Le président irakien Jalal Talabani a rejeté mercredi une loi adoptée la veille par le Parlement, augurant d'un probable report d'élections provinciales censées marquer une étape importante de la stabilisation du pays.

«Le président n'accepte pas cette loi votée par 127 députés qui ne représentent même pas la moitié du Parlement» de 275 membres, selon un communiqué de la présidence.

Le rejet de la loi régissant le scrutin signifie que les élections provinciales, prévues en octobre, seront probablement repoussées.

Avant même la décision du président, des députés avaient déjà mis en garde contre un report en dénonçant les conditions d'adoption de la loi électorale.

Ce retard représenterait un revers pour les États-Unis et en particulier l'administration Bush qui voit dans le scrutin une étape cruciale vers la réconciliation entre communautés hostiles.

«Le président est persuadé que le Conseil présidentiel n'adoptera pas non plus cette loi», ajoute le communiqué de la présidence.

Le conseil présidentiel est composé du président Talabani, un Kurde, et de deux vice-présidents, le chiite Adel Abdel Mahdi et le sunnite Tarek al-Hachemi.
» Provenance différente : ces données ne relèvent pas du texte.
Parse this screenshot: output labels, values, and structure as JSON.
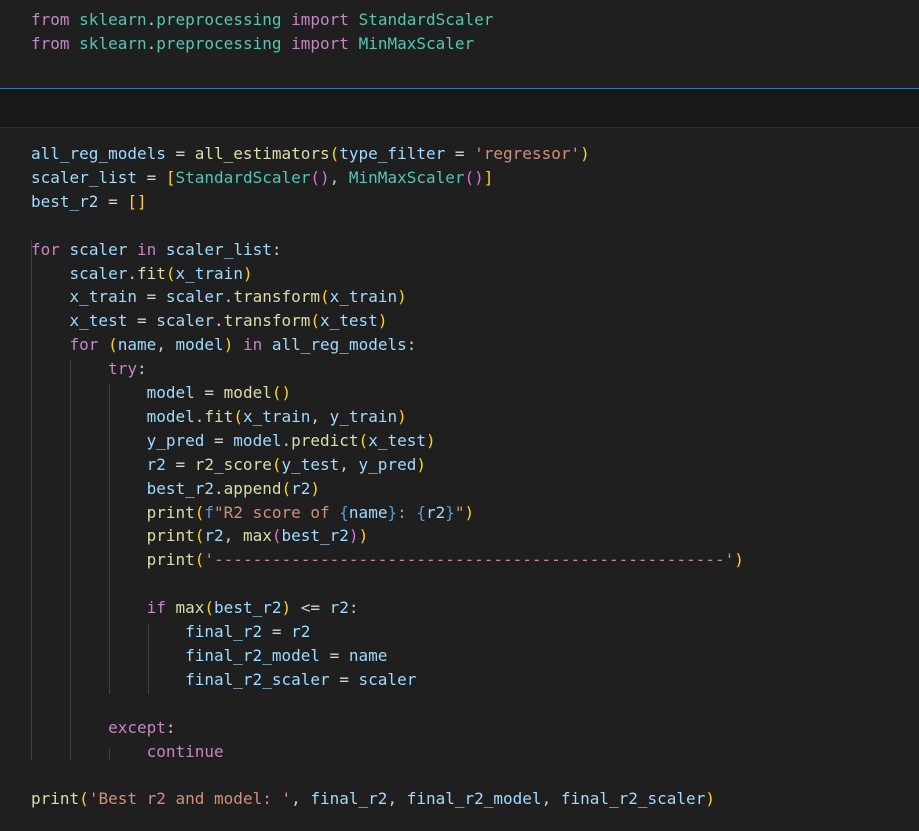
{
  "cells": {
    "imports": {
      "lines": [
        [
          {
            "t": "from",
            "c": "kw"
          },
          {
            "t": " "
          },
          {
            "t": "sklearn",
            "c": "mod"
          },
          {
            "t": "."
          },
          {
            "t": "preprocessing",
            "c": "mod"
          },
          {
            "t": " "
          },
          {
            "t": "import",
            "c": "kw"
          },
          {
            "t": " "
          },
          {
            "t": "StandardScaler",
            "c": "cls"
          }
        ],
        [
          {
            "t": "from",
            "c": "kw"
          },
          {
            "t": " "
          },
          {
            "t": "sklearn",
            "c": "mod"
          },
          {
            "t": "."
          },
          {
            "t": "preprocessing",
            "c": "mod"
          },
          {
            "t": " "
          },
          {
            "t": "import",
            "c": "kw"
          },
          {
            "t": " "
          },
          {
            "t": "MinMaxScaler",
            "c": "cls"
          }
        ]
      ]
    },
    "main": {
      "lines": [
        [
          {
            "t": "all_reg_models",
            "c": "var"
          },
          {
            "t": " = ",
            "c": "op"
          },
          {
            "t": "all_estimators",
            "c": "fn"
          },
          {
            "t": "(",
            "c": "p1"
          },
          {
            "t": "type_filter",
            "c": "var"
          },
          {
            "t": " = ",
            "c": "op"
          },
          {
            "t": "'regressor'",
            "c": "str"
          },
          {
            "t": ")",
            "c": "p1"
          }
        ],
        [
          {
            "t": "scaler_list",
            "c": "var"
          },
          {
            "t": " = ",
            "c": "op"
          },
          {
            "t": "[",
            "c": "p1"
          },
          {
            "t": "StandardScaler",
            "c": "cls"
          },
          {
            "t": "()",
            "c": "p2"
          },
          {
            "t": ", "
          },
          {
            "t": "MinMaxScaler",
            "c": "cls"
          },
          {
            "t": "()",
            "c": "p2"
          },
          {
            "t": "]",
            "c": "p1"
          }
        ],
        [
          {
            "t": "best_r2",
            "c": "var"
          },
          {
            "t": " = ",
            "c": "op"
          },
          {
            "t": "[]",
            "c": "p1"
          }
        ],
        [],
        [
          {
            "t": "for",
            "c": "kw"
          },
          {
            "t": " "
          },
          {
            "t": "scaler",
            "c": "var"
          },
          {
            "t": " "
          },
          {
            "t": "in",
            "c": "kw"
          },
          {
            "t": " "
          },
          {
            "t": "scaler_list",
            "c": "var"
          },
          {
            "t": ":"
          }
        ],
        [
          {
            "t": "    "
          },
          {
            "t": "scaler",
            "c": "var"
          },
          {
            "t": "."
          },
          {
            "t": "fit",
            "c": "fn"
          },
          {
            "t": "(",
            "c": "p1"
          },
          {
            "t": "x_train",
            "c": "var"
          },
          {
            "t": ")",
            "c": "p1"
          }
        ],
        [
          {
            "t": "    "
          },
          {
            "t": "x_train",
            "c": "var"
          },
          {
            "t": " = ",
            "c": "op"
          },
          {
            "t": "scaler",
            "c": "var"
          },
          {
            "t": "."
          },
          {
            "t": "transform",
            "c": "fn"
          },
          {
            "t": "(",
            "c": "p1"
          },
          {
            "t": "x_train",
            "c": "var"
          },
          {
            "t": ")",
            "c": "p1"
          }
        ],
        [
          {
            "t": "    "
          },
          {
            "t": "x_test",
            "c": "var"
          },
          {
            "t": " = ",
            "c": "op"
          },
          {
            "t": "scaler",
            "c": "var"
          },
          {
            "t": "."
          },
          {
            "t": "transform",
            "c": "fn"
          },
          {
            "t": "(",
            "c": "p1"
          },
          {
            "t": "x_test",
            "c": "var"
          },
          {
            "t": ")",
            "c": "p1"
          }
        ],
        [
          {
            "t": "    "
          },
          {
            "t": "for",
            "c": "kw"
          },
          {
            "t": " "
          },
          {
            "t": "(",
            "c": "p1"
          },
          {
            "t": "name",
            "c": "var"
          },
          {
            "t": ", "
          },
          {
            "t": "model",
            "c": "var"
          },
          {
            "t": ")",
            "c": "p1"
          },
          {
            "t": " "
          },
          {
            "t": "in",
            "c": "kw"
          },
          {
            "t": " "
          },
          {
            "t": "all_reg_models",
            "c": "var"
          },
          {
            "t": ":"
          }
        ],
        [
          {
            "t": "        "
          },
          {
            "t": "try",
            "c": "kw"
          },
          {
            "t": ":"
          }
        ],
        [
          {
            "t": "            "
          },
          {
            "t": "model",
            "c": "var"
          },
          {
            "t": " = ",
            "c": "op"
          },
          {
            "t": "model",
            "c": "fn"
          },
          {
            "t": "()",
            "c": "p1"
          }
        ],
        [
          {
            "t": "            "
          },
          {
            "t": "model",
            "c": "var"
          },
          {
            "t": "."
          },
          {
            "t": "fit",
            "c": "fn"
          },
          {
            "t": "(",
            "c": "p1"
          },
          {
            "t": "x_train",
            "c": "var"
          },
          {
            "t": ", "
          },
          {
            "t": "y_train",
            "c": "var"
          },
          {
            "t": ")",
            "c": "p1"
          }
        ],
        [
          {
            "t": "            "
          },
          {
            "t": "y_pred",
            "c": "var"
          },
          {
            "t": " = ",
            "c": "op"
          },
          {
            "t": "model",
            "c": "var"
          },
          {
            "t": "."
          },
          {
            "t": "predict",
            "c": "fn"
          },
          {
            "t": "(",
            "c": "p1"
          },
          {
            "t": "x_test",
            "c": "var"
          },
          {
            "t": ")",
            "c": "p1"
          }
        ],
        [
          {
            "t": "            "
          },
          {
            "t": "r2",
            "c": "var"
          },
          {
            "t": " = ",
            "c": "op"
          },
          {
            "t": "r2_score",
            "c": "fn"
          },
          {
            "t": "(",
            "c": "p1"
          },
          {
            "t": "y_test",
            "c": "var"
          },
          {
            "t": ", "
          },
          {
            "t": "y_pred",
            "c": "var"
          },
          {
            "t": ")",
            "c": "p1"
          }
        ],
        [
          {
            "t": "            "
          },
          {
            "t": "best_r2",
            "c": "var"
          },
          {
            "t": "."
          },
          {
            "t": "append",
            "c": "fn"
          },
          {
            "t": "(",
            "c": "p1"
          },
          {
            "t": "r2",
            "c": "var"
          },
          {
            "t": ")",
            "c": "p1"
          }
        ],
        [
          {
            "t": "            "
          },
          {
            "t": "print",
            "c": "fn"
          },
          {
            "t": "(",
            "c": "p1"
          },
          {
            "t": "f",
            "c": "fpre"
          },
          {
            "t": "\"R2 score of ",
            "c": "str"
          },
          {
            "t": "{",
            "c": "fpre"
          },
          {
            "t": "name",
            "c": "var"
          },
          {
            "t": "}",
            "c": "fpre"
          },
          {
            "t": ": ",
            "c": "str"
          },
          {
            "t": "{",
            "c": "fpre"
          },
          {
            "t": "r2",
            "c": "var"
          },
          {
            "t": "}",
            "c": "fpre"
          },
          {
            "t": "\"",
            "c": "str"
          },
          {
            "t": ")",
            "c": "p1"
          }
        ],
        [
          {
            "t": "            "
          },
          {
            "t": "print",
            "c": "fn"
          },
          {
            "t": "(",
            "c": "p1"
          },
          {
            "t": "r2",
            "c": "var"
          },
          {
            "t": ", "
          },
          {
            "t": "max",
            "c": "fn"
          },
          {
            "t": "(",
            "c": "p2"
          },
          {
            "t": "best_r2",
            "c": "var"
          },
          {
            "t": ")",
            "c": "p2"
          },
          {
            "t": ")",
            "c": "p1"
          }
        ],
        [
          {
            "t": "            "
          },
          {
            "t": "print",
            "c": "fn"
          },
          {
            "t": "(",
            "c": "p1"
          },
          {
            "t": "'-----------------------------------------------------'",
            "c": "str"
          },
          {
            "t": ")",
            "c": "p1"
          }
        ],
        [],
        [
          {
            "t": "            "
          },
          {
            "t": "if",
            "c": "kw"
          },
          {
            "t": " "
          },
          {
            "t": "max",
            "c": "fn"
          },
          {
            "t": "(",
            "c": "p1"
          },
          {
            "t": "best_r2",
            "c": "var"
          },
          {
            "t": ")",
            "c": "p1"
          },
          {
            "t": " <= ",
            "c": "op"
          },
          {
            "t": "r2",
            "c": "var"
          },
          {
            "t": ":"
          }
        ],
        [
          {
            "t": "                "
          },
          {
            "t": "final_r2",
            "c": "var"
          },
          {
            "t": " = ",
            "c": "op"
          },
          {
            "t": "r2",
            "c": "var"
          }
        ],
        [
          {
            "t": "                "
          },
          {
            "t": "final_r2_model",
            "c": "var"
          },
          {
            "t": " = ",
            "c": "op"
          },
          {
            "t": "name",
            "c": "var"
          }
        ],
        [
          {
            "t": "                "
          },
          {
            "t": "final_r2_scaler",
            "c": "var"
          },
          {
            "t": " = ",
            "c": "op"
          },
          {
            "t": "scaler",
            "c": "var"
          }
        ],
        [],
        [
          {
            "t": "        "
          },
          {
            "t": "except",
            "c": "kw"
          },
          {
            "t": ":"
          }
        ],
        [
          {
            "t": "            "
          },
          {
            "t": "continue",
            "c": "kw"
          }
        ],
        [],
        [
          {
            "t": "print",
            "c": "fn"
          },
          {
            "t": "(",
            "c": "p1"
          },
          {
            "t": "'Best r2 and model: '",
            "c": "str"
          },
          {
            "t": ", "
          },
          {
            "t": "final_r2",
            "c": "var"
          },
          {
            "t": ", "
          },
          {
            "t": "final_r2_model",
            "c": "var"
          },
          {
            "t": ", "
          },
          {
            "t": "final_r2_scaler",
            "c": "var"
          },
          {
            "t": ")",
            "c": "p1"
          }
        ]
      ]
    }
  }
}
Le parlement irakien avait approuvé mardi soir un projet de loi ouvrant la voie aux élections qui devaient avoir lieu dans les 18 provinces irakiennes sous la supervision de l'ONU.

Mais des députés avaient immédiatement dénoncé des irrégularités dans la procédure du vote qui avait été boycotté par les députés kurdes et d'autres législateurs hostiles à la loi.

«Les élections auront lieu plus tard qu'à la date prévue», a déclaré Ali al-Adib, membre du parti Dawa du premier ministre Nouri al-Maliki.

M. Adib et d'autres députés affirment que le vote a eu lieu en secret, en violation des règlements du parlement.

«Au minimum, l'élection n'aura pas lieu le 1er octobre», a ajouté le porte-parole du bloc sunnite, Salim Abdallah. Il a dit s'attendre à ce qu'elle se déroule en janvier prochain.

Les Kurdes en particulier s'opposent à la loi contestée en raison d'un différend sur la répartition du pouvoir entre les différentes communautés de la région riche en pétrole de Kirkouk, dans le nord de l'Irak.

L'organisation des instances de décision prévues par le scrutin dépend de la composition ethnico-religieuse de la population.

A quelque 250 km au nord de Bagdad, Kirkouk avait été placée par l'ancien président Saddam Hussein hors du Kurdistan irakien, une région indépendante de facto depuis 1991.

Alors que les Kurdes ont aujourd'hui consolidé leur pouvoir au sein du nouvel Irak, ils exigent son rattachement à leur région autonome située à une cinquantaine de km plus au nord.

Le gouvernement du Kurdistan irakien a estimé que le vote de mardi violait la Constitution.

«Le président du Parlement a commis une violation de la Constitution et n'a pas respecté le règlement intérieur du Parlement», a-t-il dit.

«Il cherche à faire obstruction au processus démocratique national et aux élections des assemblées provinciales, et tente de perturber le processus politique dans le pays», a-t-il ajouté.

Dans le cadre d'un Irak fédéral envisagé par la Constitution, les provinces auront des prérogatives importantes, notamment en matière de dépenses publiques.

En juin, le mouvement du chiite Moqtada Sadr, une des principales forces politiques d'Irak, avait déjà annoncé qu'il boycotterait les élections provinciales.

La constitution irakienne prévoyait l'organisation avant décembre 2007 d'un référendum local sur un éventuel rattachement de Kirkouk au Kurdistan, consultation souhaitée par les Kurdes mais à laquelle Bagdad et les communautés arabes et turcomane étaient hostiles.

Le référendum n'a finalement pas eu lieu et a été repoussé de six mois, après l'intervention in extremis de l'ONU.